Pelican performs tonight at Spanish Moon – Guitarist Trevor de Brauw discusses ‘dark energy’ of Forever Becoming
Pelican, a Chicago instrumental hard rock band, pounded the pavement for years, making a name for itself with relentless touring and a trio of acclaimed albums, beginning with 2005’s Fire In Our Throats Will Beckon the Thaw.
The band performs at Spanish Moon tonight with Coliseum and Red Shield.
Until 2009, guitarist Trevor de Brauw says the band was a full-time job. Then, Pelican almost fell apart.
“[2009] was the point when we stopped playing and started developing home lives,” he says. “The pressure was off in a sense. It was a matter of taking our time and developing things slowly. In all of [the band members’] lives, we were having cycles of things winding down.”
de Brauw and the band lived their 20s on the road.
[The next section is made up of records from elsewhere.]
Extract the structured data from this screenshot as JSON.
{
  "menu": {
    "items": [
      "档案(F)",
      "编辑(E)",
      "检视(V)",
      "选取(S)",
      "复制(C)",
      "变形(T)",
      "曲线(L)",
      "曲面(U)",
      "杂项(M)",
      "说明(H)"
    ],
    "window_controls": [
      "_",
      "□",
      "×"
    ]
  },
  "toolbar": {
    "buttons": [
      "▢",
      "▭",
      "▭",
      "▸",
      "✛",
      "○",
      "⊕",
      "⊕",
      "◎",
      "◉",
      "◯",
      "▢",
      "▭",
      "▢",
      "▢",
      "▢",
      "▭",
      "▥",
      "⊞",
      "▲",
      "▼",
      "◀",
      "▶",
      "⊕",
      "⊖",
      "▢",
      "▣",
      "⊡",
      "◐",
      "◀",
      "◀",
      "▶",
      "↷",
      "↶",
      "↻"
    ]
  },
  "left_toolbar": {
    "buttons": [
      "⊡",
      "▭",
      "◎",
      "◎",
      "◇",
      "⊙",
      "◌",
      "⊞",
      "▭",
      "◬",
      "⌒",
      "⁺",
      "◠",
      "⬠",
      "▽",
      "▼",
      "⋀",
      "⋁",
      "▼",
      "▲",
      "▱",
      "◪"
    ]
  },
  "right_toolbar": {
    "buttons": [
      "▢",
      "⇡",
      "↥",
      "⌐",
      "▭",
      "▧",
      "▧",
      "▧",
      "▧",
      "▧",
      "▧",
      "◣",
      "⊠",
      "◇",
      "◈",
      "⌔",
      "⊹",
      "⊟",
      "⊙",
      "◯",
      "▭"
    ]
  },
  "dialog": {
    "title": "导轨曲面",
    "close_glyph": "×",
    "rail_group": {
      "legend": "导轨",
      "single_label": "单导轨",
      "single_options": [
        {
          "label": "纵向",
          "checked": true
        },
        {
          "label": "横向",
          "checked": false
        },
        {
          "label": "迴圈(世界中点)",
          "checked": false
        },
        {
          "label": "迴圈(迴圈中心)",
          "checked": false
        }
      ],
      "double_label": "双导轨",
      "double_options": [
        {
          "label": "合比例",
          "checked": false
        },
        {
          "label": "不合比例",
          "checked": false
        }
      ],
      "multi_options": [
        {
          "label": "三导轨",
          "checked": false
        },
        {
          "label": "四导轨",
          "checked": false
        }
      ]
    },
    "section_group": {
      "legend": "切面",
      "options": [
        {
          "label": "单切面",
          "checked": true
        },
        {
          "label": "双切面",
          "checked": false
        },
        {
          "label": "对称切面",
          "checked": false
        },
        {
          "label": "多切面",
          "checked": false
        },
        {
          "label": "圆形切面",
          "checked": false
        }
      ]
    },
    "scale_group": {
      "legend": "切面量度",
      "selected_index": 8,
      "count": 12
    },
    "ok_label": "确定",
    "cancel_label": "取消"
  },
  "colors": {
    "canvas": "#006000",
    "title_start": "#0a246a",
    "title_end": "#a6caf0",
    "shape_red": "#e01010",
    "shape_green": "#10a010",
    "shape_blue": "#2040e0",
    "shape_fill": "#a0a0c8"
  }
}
By the time the band’s album What We All Come to Need was released in 2009, the members had grown into the wear and tear of touring life and were well into their 30s. During downtime, it was easy for the band to get hung up on negative energy, he says.
Drummer Larry Herweg insisted the band keep recording during late 2011, telling the members the fans were waiting for a follow-up.
“All of us were kind of like, ‘Whatever,’ then he recorded the drum tracks for songs and sent it to us as if to say, ‘You guys have to do it,'” de Brauw says. “In the process of making this EP, [Herweg] was instrumental in getting the band started again. It turned into this new creative energy. It was no longer about wrapping things up. That was the point at which we were excited and ready to start writing a new album.”
However, founding member/guitarist Laurent Schroeder-Lebec “didn’t feel the creative fire anymore,” de Brauw says.
“[Schroeder-Lebec] told us he wasn’t going to hold us back,” he says. “We were so energetic. We had spent so much time away that we were ready to go for it again.”
After the amicable split with Schroeder-Lebec, Pelican turned inward, brought in touring guitarist Dallas Thomas, and started channeling its negativity into positive energy.
The result is this year’s Forever Becoming, Pelican’s loudest and angriest album to date.
“It’s a record about coming to terms with mortality,” he says. “During the path to recognizing that one’s own time is temporary, there is a lot of beauty lined within that darkness. This record has a very dark energy to it. It’s expressing how we’re coming to terms with that darkness.”
Doors for tonight’s performance open at 7 p.m. The show starts at 8 p.m. Tickets are $15 online.